Here's what top commenters had to say about this:

tinyd71 said:

Of course your boyfriend should be able to control the amount of salt (or other ingredients) in a dish...when he's cooking. His actions do sound controlling (and also rude and ungrateful). Sounds like it might be time for him to put on the chef's hat and gain some perspective (or gratitude)...NTA.

CelesteDesdemina said:

If he had a good reason (someone has extreme high blood pressure) and you wouldn't listen, his actions would make sense. He still would have handled things incorrectly, but atleast he'd have a real reason. As is he's an idiot and you're NTA. If you're petty enough, you could always start making his food without any seasonings. No salt, msg, pepper, spices...just blah. It would mean more work, though. Also, because I AM that petty hide the salt and anything salty before serving.

MrLazyLion said:

NTA. He's training you to bend to his will, no matter how stupid or unreasonable his demands. Do you want to be a partner or somebody's trained pet?

ReviewOk929 said:

NTA - If he wants to be in charge of seasoning he should be the one cooking. I imagine he thinks you'll make a good little house wife someday, with everything done to masters taste...

antizana said:

ESH. Normally it should be up to the chef how to season the food, and he shouldn’t be unilaterally trying to control that. It’s a jerk move. (And also, what does he think soy sauce adds to the dish if not salt??) On the other hand, if he has a lower salt tolerance and consistently finds your cooking too salty, that’s something you should take into account. It is possible to salt a dish later on but he’s right that you can’t un-salt a dish. So that’s also on you for just deciding on his behalf that he’s wrong and continuing to cook food too salty for his taste.

nomoreroger said:

NTA. You hit on one of my peeves. This idea that adding salt after a dish is finished cooking is the same as using it during cooking. By this metric, you should just be able to cook food without any salt or season then dump it all in at the end. Go tell a chef at an Indian restaurant this and see if they agree! You can’t really do that with most species. Herbs tend to be the opposite. They lose flavor if added too soon. Salt is unique since it actually also has a significant impact on protein structure. It is chemistry!

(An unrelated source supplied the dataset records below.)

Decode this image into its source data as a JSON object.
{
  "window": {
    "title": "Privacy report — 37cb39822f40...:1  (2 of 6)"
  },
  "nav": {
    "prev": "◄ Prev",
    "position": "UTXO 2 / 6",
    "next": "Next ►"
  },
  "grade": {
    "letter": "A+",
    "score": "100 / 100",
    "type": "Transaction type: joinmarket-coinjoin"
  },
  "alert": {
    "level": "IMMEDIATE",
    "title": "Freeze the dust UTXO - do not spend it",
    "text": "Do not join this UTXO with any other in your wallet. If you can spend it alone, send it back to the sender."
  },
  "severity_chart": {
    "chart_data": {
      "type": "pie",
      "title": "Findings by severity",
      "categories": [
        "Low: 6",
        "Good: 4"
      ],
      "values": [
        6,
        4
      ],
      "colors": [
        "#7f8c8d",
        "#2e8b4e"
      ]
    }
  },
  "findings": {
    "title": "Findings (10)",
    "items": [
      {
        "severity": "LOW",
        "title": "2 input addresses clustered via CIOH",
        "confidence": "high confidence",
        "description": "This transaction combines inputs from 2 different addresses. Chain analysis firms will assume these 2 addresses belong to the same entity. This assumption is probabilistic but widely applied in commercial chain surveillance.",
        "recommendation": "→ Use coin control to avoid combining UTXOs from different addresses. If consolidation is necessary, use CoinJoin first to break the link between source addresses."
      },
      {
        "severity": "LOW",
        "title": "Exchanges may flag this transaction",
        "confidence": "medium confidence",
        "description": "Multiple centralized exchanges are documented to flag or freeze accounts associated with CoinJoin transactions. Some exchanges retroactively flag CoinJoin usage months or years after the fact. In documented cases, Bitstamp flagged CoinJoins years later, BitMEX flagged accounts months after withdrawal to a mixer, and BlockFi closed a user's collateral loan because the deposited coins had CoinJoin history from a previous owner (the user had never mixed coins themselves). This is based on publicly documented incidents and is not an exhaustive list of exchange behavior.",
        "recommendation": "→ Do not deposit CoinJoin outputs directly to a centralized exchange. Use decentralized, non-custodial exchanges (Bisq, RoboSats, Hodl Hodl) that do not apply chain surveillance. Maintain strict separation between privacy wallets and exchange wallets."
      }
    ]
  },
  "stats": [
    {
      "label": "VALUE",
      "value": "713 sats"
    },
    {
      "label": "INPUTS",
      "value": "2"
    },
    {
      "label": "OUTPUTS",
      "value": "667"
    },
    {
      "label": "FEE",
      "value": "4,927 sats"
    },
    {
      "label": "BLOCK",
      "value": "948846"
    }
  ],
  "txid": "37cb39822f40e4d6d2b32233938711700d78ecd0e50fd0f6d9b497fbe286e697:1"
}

This is generally why most burgers don’t taste that great unless you find the place that mixes the salt and pepper into the ground beef. Make three burger patties… one with no salt and pepper, one with salt and pepper sprinkled on just the outside, and one with it mixed into the ground beef. Then rank the flavor from worst to best. Anyway, you are NTA. His culinary opinions are…defective.

Tabernerus said:

You are framing this like there is an objectively correct level of saltiness in food. There isn’t. He might perceive salt much more strongly than you, meaning he would indeed have been SOL had you salted it to your preferred level. How he went about out it was lousy. He should have used his big-boy words and explained that he was worried it would be too salty for him rather than just omitting it without telling you. NTA, but maybe ask if he regularly finds food too salty and just hasn’t mentioned it.

rockdog85 said:

ESH. Your bf more than you, but if the dude likes his food with less salt than you he's just kinda right. You can add salt to it later if it's undersalted, you can't remove salt from the food if it's too salty. If this has happened multiple times before like you said, what's the issue with just adding the salt later?

While the opinons were mostly divided for this one, most agreed that everyone involved was a fault to some extent. What's your advice for this couple?